The rate on employer contributions paid by small businesses will rise to 15.05 per cent, up from 13.8 per cent.
For example, one staff member on the living wage, outside of London, will currently cost you £2,359.80 in National Insurance. However, with the 1.25 percentage point rise, this figure increases to £2,654.68 a year.
That means you’ll pay an additional £241.87 a year for each member of staff. If you have numerous members of staff, that figure ramps up very quickly.
However, prime minister Boris Johnson said that 40 per cent of businesses would not pay the new levy because of the employment allowance, which waives the first £4,000 of employer NICs for businesses with less than £100,000 of total NICs liabilities.

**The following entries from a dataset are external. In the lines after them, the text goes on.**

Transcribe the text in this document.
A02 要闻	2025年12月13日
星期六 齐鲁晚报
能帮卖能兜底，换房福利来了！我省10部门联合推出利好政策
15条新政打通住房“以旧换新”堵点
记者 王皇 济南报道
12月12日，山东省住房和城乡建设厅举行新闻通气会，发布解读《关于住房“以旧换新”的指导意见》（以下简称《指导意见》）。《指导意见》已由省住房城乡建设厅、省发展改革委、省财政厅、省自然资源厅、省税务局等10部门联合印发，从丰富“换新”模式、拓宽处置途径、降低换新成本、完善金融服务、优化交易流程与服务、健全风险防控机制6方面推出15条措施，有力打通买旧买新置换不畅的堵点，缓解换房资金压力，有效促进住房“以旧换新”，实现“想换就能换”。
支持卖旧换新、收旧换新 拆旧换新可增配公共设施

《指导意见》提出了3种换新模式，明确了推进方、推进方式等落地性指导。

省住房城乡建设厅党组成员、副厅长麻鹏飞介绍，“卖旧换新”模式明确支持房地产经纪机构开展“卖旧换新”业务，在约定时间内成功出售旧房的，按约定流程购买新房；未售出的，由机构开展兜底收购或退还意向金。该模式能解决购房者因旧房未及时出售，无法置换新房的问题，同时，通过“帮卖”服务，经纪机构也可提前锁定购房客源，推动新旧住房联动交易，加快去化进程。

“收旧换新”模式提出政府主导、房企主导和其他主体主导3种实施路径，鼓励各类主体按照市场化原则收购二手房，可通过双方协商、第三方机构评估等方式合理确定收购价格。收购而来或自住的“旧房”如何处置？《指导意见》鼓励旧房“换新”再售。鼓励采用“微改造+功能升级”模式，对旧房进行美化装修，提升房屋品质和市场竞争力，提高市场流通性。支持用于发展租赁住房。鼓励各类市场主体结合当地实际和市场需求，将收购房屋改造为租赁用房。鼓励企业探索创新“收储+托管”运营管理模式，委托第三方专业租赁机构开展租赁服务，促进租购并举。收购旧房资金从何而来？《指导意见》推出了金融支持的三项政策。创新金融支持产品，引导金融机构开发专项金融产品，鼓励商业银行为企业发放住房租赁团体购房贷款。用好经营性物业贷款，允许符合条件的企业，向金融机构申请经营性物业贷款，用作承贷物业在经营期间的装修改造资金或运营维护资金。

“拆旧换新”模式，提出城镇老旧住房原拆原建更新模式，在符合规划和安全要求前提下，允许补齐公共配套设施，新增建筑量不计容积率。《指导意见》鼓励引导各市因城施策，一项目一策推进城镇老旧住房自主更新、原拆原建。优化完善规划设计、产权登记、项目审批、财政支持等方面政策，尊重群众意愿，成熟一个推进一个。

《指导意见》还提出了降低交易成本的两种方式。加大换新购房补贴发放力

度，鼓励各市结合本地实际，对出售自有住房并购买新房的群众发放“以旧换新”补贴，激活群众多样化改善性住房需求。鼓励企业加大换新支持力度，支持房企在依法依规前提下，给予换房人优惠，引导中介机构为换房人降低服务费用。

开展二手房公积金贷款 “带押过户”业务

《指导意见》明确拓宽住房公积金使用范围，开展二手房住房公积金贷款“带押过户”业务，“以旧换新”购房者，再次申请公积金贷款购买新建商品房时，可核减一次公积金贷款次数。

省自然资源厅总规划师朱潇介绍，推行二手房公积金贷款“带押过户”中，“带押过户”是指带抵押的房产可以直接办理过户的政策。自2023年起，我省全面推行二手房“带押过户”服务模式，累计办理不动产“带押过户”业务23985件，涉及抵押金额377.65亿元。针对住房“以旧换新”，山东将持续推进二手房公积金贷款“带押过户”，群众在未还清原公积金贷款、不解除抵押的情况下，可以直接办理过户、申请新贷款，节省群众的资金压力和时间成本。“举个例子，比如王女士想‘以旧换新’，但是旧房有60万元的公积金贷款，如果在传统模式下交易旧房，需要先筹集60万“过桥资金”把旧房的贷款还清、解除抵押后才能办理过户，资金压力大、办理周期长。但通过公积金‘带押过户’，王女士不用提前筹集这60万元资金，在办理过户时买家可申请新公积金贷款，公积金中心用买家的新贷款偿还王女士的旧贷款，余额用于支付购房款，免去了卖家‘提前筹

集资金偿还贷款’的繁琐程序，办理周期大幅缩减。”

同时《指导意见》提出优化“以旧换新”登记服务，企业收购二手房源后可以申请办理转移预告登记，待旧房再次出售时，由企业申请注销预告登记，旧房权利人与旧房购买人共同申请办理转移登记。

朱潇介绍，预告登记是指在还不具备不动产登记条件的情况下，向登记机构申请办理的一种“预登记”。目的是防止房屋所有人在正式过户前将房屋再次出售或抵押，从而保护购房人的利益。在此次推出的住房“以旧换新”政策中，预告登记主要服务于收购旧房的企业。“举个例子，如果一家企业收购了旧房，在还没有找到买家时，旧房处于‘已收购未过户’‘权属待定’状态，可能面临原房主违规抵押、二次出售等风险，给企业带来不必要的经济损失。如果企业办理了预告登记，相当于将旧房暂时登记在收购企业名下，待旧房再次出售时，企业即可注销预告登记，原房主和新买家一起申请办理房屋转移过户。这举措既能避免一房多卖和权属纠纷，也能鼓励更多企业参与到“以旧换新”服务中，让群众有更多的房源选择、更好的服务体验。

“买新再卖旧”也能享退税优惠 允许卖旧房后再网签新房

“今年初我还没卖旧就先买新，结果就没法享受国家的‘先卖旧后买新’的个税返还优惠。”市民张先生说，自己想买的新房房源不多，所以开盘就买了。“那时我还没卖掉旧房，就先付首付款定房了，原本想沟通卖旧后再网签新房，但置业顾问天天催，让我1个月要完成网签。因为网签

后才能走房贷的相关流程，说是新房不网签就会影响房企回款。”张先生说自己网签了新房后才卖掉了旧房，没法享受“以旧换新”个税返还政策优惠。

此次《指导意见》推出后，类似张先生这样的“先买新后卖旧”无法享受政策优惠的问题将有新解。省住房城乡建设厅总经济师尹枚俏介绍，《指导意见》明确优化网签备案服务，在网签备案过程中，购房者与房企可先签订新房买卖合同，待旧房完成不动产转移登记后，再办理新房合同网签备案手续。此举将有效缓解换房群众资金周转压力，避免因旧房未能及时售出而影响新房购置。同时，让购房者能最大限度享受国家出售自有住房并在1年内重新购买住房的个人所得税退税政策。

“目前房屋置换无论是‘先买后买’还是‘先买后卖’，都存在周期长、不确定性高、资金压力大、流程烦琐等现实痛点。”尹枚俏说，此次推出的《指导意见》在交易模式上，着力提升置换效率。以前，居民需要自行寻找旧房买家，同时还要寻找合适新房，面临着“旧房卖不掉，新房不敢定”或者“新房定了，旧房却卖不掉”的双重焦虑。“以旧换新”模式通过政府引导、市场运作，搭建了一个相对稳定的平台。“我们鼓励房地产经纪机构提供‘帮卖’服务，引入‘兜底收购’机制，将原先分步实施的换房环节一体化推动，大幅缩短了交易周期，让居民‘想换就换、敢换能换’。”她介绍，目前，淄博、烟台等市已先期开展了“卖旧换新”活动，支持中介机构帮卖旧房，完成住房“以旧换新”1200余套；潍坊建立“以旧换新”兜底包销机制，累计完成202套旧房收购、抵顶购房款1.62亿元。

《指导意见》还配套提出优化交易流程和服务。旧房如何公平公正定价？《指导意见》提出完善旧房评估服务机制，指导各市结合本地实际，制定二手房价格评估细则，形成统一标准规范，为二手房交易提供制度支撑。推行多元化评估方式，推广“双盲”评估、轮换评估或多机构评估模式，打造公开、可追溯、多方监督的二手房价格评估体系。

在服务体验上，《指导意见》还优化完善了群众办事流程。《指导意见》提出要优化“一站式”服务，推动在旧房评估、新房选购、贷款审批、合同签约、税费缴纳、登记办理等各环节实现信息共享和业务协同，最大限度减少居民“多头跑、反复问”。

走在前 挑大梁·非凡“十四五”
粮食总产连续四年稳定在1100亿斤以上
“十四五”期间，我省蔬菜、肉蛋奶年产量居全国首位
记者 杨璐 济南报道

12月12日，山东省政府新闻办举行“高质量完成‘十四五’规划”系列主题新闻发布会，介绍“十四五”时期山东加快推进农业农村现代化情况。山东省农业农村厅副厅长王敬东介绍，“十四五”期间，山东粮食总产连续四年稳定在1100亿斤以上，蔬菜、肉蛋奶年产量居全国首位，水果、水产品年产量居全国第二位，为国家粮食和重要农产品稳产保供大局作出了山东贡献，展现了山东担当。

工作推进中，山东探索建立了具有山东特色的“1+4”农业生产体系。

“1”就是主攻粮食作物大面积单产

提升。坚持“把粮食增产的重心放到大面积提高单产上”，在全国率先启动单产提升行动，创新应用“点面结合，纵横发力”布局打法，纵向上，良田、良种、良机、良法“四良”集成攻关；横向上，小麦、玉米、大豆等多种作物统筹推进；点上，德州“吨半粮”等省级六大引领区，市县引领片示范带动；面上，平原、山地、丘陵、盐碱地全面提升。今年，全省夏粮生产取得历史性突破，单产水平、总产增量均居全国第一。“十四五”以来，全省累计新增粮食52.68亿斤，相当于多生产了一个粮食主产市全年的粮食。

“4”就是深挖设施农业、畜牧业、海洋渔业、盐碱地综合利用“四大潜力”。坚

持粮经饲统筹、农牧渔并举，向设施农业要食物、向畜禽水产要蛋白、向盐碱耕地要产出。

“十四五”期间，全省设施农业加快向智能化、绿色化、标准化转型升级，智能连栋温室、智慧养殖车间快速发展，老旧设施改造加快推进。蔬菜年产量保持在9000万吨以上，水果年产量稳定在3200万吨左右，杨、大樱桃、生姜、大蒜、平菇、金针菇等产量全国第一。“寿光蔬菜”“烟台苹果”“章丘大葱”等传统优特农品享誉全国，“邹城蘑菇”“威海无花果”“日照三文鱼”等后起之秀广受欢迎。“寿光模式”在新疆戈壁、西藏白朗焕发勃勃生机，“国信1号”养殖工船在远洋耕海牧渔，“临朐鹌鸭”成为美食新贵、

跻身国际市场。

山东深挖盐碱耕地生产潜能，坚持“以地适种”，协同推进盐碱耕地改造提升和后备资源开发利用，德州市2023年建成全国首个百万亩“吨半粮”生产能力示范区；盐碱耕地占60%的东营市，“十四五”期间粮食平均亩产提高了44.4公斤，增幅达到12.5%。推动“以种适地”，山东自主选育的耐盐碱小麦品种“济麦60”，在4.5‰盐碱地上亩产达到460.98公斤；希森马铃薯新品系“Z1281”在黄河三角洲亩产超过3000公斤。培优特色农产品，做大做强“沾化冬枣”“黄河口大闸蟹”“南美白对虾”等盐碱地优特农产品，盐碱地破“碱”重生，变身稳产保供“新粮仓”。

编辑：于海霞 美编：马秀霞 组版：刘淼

For employees, the rates on “class one” contributions which employees pay on earnings in excess £9,568 a year will rise from 12 per cent to 13.25 per cent, while the “upper earnings rate” – which kicks in on earnings of more than £50,270 a year – will increase from 2 per cent to 3.25 per cent.
This means that an employee earning £20,000 will be forced to hand over £130 a year more, while those on salaries of £40,000 and £60,000 will pay an extra £380 and £630 respectively, according to tax firm Blick Rothenberg.
National insurance hike for self-employed
The self-employed pay slightly lower rates “class four” contributions. The rate they pay will rise to from 9 per cent to 10.25 per cent on annual earnings of more than £9,568 and up from 2 per cent to 3.25 per cent on anything more than £50,270.
Some lower-earning freelancers pay “class two” national insurance at a rate of £3.05 a week on annual earnings from £6,515 up to the class four £9,568 threshold. The national insurance hike will not apply to “class two” contributions.
Employees and employers can reduce the amount they amount of national insurance they pay via salary sacrifice schemes, where workers pay for workplace benefits such as season ticket loans or to pay for bicycles, or by upping how much they pay into workplace pension schemes.